In this project, we aim to implement linear and polynomial regression of 2nd, 3rd, and 4th order from scratch, and apply L2-regularization to the 4th-order polynomial regression. We will perform these tasks using training data and evaluate the performance using different regularization parameters. Implementation Overview:
We implement linear and polynomial regression models of 2nd, 3rd, and 4th order. Synthetic data is generated for training and testing the models.
We extend the polynomial regression to include L2-regularization. Weight vectors are calculated for different regularization parameters (λ values). Training and test errors are calculated for each λ value. Train and test errors are plotted as a function of λ.
We perform five-fold cross-validation on the training data. Training and validation sets are created for different combinations of the data. Weight vectors and validation errors are calculated for each λ value. Average validation error is calculated as a function of λ.

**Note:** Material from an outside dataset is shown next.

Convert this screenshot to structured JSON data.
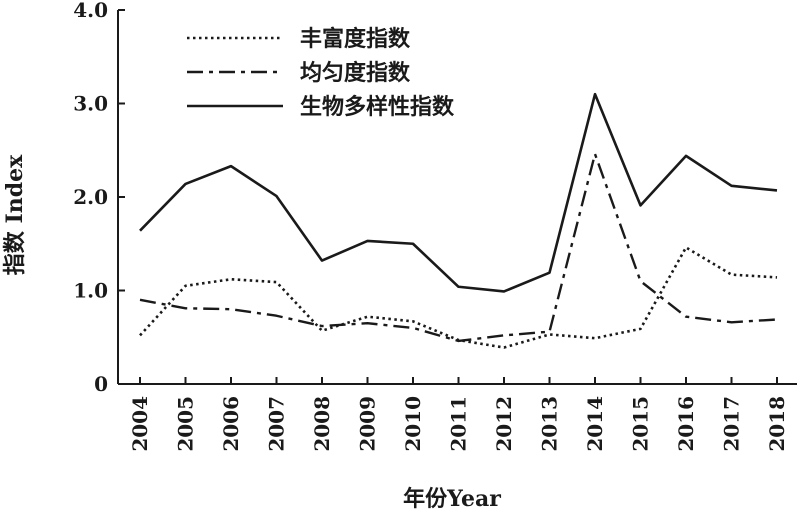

We compare the performance of different λ values based on average validation error. The best λ value is selected based on the lowest average validation error.
We use the best λ value to calculate the predicted y values for a new input vector. The L2-regularized 4th-order polynomial regression line is plotted using the newly constructed input vector and predicted y values.
For 4th-order polynomial regression, the best λ value is determined through cross-validation. The selected λ value is different from the one obtained without cross-validation.
Train and test errors are compared for different λ values. The performance of the model with the selected λ value is evaluated based on test error and its relation to the training error.
Regression lines for the best λ value are plotted to visualize the fitted model.
The best λ value obtained through cross-validation provides improved performance compared to a single fixed λ value. By applying L2-regularization, we achieve better generalization and avoid overfitting.